Watch usage windows against thresholds.

Alerts let Open Spanner watch a meter for threshold crossings. A rule selects a meter, an optional subject, optional dimension filters, a time window, a comparator, and a delivery destination.

For example, an alert can watch api_requests for one endpoint and trigger when the last hour reaches 10,000 requests.

How Alerts Work

An alert rule evaluates the meter's aggregation over a rolling window:

FieldMeaning
MeterThe usage signal to evaluate.
SubjectOptional subject filter, such as one customer or organization.
MetadataOptional dimension filters, such as endpoint=/checkout or plan=enterprise.
WindowHow far back the rule looks during evaluation.
Comparatorgt, gte, lt, lte, eq, or neq.
ThresholdThe value to compare against.
Evaluation intervalHow often the rule should be checked when no new matching usage arrives.
DestinationThe notification target to use when alert state changes. The first supported destination type is webhook.

When usage is reported, Open Spanner finds enabled rules for that meter and only queues rules whose subject and metadata filters match the event. This keeps alert evaluation tied to the relevant usage stream instead of scanning every rule for every event.

States And Events

Each rule has a current state:

StateMeaning
okThe current window is within the configured threshold.
alertingThe current window crosses the threshold.
no_dataNo retained usage matched the rule window.
errorThe last evaluation failed.

Open Spanner records alert events when a rule first enters alerting, resolves back out of alerting, or fails evaluation.

Destinations And Webhooks

Alert destinations hold the webhook URL and signing secret. Rules reference a destination, so multiple thresholds can notify the same endpoint without copying secrets into each rule.
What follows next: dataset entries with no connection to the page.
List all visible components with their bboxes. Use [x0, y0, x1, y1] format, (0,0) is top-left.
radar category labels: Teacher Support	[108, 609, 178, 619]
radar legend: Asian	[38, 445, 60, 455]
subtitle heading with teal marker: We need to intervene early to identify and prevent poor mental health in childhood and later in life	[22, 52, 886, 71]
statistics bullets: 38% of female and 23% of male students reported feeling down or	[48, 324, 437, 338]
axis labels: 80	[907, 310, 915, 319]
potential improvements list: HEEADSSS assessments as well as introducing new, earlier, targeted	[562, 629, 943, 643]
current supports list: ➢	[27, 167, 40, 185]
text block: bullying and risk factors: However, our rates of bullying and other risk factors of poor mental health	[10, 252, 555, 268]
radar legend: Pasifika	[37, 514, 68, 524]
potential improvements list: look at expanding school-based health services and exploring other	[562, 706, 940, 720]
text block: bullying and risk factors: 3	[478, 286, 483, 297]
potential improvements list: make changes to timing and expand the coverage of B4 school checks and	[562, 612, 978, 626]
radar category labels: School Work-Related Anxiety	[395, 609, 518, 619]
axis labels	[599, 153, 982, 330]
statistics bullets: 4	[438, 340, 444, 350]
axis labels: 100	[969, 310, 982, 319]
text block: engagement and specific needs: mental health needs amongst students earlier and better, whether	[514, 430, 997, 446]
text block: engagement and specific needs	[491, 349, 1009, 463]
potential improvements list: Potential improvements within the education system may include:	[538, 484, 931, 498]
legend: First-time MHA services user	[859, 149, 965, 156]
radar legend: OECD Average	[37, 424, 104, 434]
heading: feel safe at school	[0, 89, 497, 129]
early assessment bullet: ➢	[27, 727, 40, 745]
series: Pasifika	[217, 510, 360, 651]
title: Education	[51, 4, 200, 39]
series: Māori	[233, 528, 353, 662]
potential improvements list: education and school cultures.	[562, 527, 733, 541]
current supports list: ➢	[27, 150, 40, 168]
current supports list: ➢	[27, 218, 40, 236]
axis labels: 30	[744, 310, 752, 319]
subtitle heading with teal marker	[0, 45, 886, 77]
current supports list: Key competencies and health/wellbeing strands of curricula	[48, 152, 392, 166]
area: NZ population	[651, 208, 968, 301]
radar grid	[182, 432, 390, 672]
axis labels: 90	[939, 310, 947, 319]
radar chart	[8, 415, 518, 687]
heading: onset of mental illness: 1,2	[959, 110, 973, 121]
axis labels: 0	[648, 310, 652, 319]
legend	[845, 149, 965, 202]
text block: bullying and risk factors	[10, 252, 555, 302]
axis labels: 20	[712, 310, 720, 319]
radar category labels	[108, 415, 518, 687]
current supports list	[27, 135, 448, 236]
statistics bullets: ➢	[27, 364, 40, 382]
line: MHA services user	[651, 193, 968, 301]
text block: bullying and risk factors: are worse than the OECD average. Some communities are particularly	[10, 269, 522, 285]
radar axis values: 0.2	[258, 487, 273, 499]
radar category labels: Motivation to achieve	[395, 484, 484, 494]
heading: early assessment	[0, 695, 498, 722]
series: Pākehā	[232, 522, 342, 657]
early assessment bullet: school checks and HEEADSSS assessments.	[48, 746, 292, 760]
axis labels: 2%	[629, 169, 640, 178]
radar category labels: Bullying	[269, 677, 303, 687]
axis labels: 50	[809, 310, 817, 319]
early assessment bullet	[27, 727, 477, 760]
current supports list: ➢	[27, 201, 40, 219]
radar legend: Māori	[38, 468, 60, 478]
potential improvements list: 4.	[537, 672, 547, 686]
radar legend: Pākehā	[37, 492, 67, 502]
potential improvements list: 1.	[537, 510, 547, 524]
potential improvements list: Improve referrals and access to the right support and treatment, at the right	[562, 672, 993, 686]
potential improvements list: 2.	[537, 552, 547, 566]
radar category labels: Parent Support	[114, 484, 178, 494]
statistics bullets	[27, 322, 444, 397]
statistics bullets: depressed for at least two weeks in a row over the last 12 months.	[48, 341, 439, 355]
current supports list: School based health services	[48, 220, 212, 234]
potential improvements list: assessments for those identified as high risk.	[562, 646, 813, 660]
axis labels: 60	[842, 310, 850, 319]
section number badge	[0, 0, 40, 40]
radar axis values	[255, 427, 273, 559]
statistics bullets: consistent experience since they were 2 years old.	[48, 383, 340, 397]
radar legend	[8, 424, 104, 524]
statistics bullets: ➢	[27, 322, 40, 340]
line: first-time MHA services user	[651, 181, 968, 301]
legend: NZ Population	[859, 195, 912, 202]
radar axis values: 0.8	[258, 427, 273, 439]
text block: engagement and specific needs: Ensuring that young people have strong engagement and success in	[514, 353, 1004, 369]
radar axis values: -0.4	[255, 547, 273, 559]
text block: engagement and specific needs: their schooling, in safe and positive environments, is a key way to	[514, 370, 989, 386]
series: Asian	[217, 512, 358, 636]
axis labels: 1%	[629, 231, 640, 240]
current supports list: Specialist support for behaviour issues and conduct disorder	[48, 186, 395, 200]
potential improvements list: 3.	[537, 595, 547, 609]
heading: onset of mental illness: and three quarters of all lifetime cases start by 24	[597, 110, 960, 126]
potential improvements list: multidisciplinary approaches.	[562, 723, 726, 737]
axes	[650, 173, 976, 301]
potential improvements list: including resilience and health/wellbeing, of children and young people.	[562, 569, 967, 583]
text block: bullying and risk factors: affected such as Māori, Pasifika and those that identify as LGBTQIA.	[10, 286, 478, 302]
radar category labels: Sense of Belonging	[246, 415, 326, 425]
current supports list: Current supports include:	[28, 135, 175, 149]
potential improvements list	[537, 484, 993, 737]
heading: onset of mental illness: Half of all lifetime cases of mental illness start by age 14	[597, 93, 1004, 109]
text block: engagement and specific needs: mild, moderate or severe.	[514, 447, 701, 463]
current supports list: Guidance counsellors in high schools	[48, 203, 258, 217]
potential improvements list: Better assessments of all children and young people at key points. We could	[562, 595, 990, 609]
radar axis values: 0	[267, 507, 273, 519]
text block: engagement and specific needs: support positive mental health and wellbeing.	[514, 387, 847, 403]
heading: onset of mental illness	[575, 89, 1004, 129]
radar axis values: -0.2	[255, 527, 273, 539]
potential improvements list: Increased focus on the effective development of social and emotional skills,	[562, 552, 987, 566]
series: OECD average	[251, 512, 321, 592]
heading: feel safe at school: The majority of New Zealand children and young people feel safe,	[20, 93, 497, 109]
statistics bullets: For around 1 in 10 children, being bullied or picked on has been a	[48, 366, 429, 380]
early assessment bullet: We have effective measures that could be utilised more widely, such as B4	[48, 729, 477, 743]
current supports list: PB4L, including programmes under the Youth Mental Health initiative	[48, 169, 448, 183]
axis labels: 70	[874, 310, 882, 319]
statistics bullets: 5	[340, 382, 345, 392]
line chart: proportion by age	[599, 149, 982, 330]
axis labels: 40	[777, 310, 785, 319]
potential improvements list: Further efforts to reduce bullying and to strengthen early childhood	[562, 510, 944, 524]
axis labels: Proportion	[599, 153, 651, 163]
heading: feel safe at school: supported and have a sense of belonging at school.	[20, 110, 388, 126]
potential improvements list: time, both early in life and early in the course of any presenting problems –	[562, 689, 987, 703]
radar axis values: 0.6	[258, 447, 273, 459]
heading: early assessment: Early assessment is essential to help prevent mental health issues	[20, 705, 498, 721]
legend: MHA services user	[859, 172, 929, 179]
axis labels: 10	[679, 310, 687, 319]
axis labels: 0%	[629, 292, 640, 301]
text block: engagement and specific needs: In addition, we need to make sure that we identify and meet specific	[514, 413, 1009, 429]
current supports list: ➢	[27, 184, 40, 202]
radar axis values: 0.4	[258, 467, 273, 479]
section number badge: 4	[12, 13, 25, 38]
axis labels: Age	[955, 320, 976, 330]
For webhook destinations, the alert worker sends an HTTP POST when a rule creates a triggered or resolved event. The dashboard shows the signing secret only when a destination is created or rotated.

Webhook requests include:

HeaderValue
Content-Typeapplication/json
User-Agentopen-spanner-alert-worker
X-Open-Spanner-TimestampUnix timestamp used for signing.
X-Open-Spanner-Signaturev1=<hex-encoded-hmac-sha256> when the destination has a signing secret.

The signature is computed over:

<timestamp>.<raw_request_body>

Use the destination signing secret to verify the HMAC before trusting the webhook payload.

The webhook payload includes the rule, current state, and event:

{
  "rule": {
    "id": "rule_123",
    "name": "High API traffic",
    "meter": "api_requests",
    "window_seconds": 3600,
    "comparator": "gte",
    "threshold": 10000,
    "destination_id": "dest_123",
    "destination_name": "Primary webhook"
  },
  "state": {
    "status": "alerting",
    "value": 12840,
    "message": "value 12840.0000 gte threshold 10000.0000",
    "evaluated_at": "2026-06-18T20:00:00Z"
  },
  "event": {
    "id": "event_123",
    "rule_id": "rule_123",
    "type": "triggered",
    "value": 12840,
    "message": "value 12840.0000 gte threshold 10000.0000",
    "created_at": "2026-06-18T20:00:00Z"
  }
}

Webhook delivery is best-effort in this version. A failed webhook is logged by the worker; the alert state and alert event are still recorded in Open Spanner.

Worker Process

Alert evaluation runs outside the API process. The API records usage and queues alert work; the alert worker claims queued jobs from the same database and evaluates them.

Run at least one alert worker when alerts are enabled. With Postgres, multiple alert workers can run at the same time because jobs are claimed with row-level locking.

Current Scope

Alerts are visible in the dashboard and full REST API. They are intentionally not part of the generated SDK surface, which stays focused on meters, usage ingestion, querying, and direct exports.